JonChesterfield · on June 14, 2023

Sounds great! I don't know what this is but there's a linked page at https://community.amd.com/t5/business/empowering-the-industr... which looks like a reasonable place to find out. Edit: I still don't know what this is. Could someone who does leave a comment to enlighten the rest of us?

wmf · on June 14, 2023

This is code to initialize an Epyc server processor. If you combine openSIL and EDK2 you can create a completely open source "BIOS" for a server.

tester756 · on June 14, 2023

What is the difference between this and https://github.com/tianocore/edk2

panick21_ · on June 15, 2023

This is the UEFI boot flow:

https://raw.githubusercontent.com/tianocore/tianocore.github...

Currently AMD provides AGESA, and that is basically PEI part of the diagram.

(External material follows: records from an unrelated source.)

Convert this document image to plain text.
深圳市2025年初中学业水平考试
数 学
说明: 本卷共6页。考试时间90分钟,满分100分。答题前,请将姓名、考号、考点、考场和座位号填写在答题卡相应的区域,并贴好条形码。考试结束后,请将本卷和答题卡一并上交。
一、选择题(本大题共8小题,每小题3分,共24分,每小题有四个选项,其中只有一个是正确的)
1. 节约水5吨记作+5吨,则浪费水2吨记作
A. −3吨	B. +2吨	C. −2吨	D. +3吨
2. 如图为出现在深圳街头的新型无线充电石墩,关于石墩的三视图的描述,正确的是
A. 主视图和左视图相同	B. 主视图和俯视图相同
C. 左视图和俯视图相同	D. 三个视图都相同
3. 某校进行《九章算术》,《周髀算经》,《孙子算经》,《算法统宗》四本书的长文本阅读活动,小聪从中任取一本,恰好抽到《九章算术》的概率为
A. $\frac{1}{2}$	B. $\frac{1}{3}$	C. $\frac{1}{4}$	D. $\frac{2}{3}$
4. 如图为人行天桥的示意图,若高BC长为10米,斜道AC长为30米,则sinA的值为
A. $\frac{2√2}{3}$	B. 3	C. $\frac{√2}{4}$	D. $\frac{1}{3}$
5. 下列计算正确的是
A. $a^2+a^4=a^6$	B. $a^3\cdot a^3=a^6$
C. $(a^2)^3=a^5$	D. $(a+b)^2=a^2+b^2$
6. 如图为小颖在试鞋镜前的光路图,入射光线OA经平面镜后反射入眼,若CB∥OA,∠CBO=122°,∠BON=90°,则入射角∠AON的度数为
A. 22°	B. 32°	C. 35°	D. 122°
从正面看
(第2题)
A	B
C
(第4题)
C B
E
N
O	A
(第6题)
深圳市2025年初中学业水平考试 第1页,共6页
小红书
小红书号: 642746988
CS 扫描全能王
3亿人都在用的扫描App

EDK2 is more like the DXE so on.

OpenSIL will now replace AGESA in all AMD products and make that low level open source and serve as the PEI part.

OpenSIL will also enable not just UEFI flow, but also Coreboot/Linuxboot and other open source boot alternatives.

wmf · on June 14, 2023

This is low-level code specifically to initialize AMD Epyc processors. EDK2 is higher-level processor-independent firmware code. You need both to build usable firmware.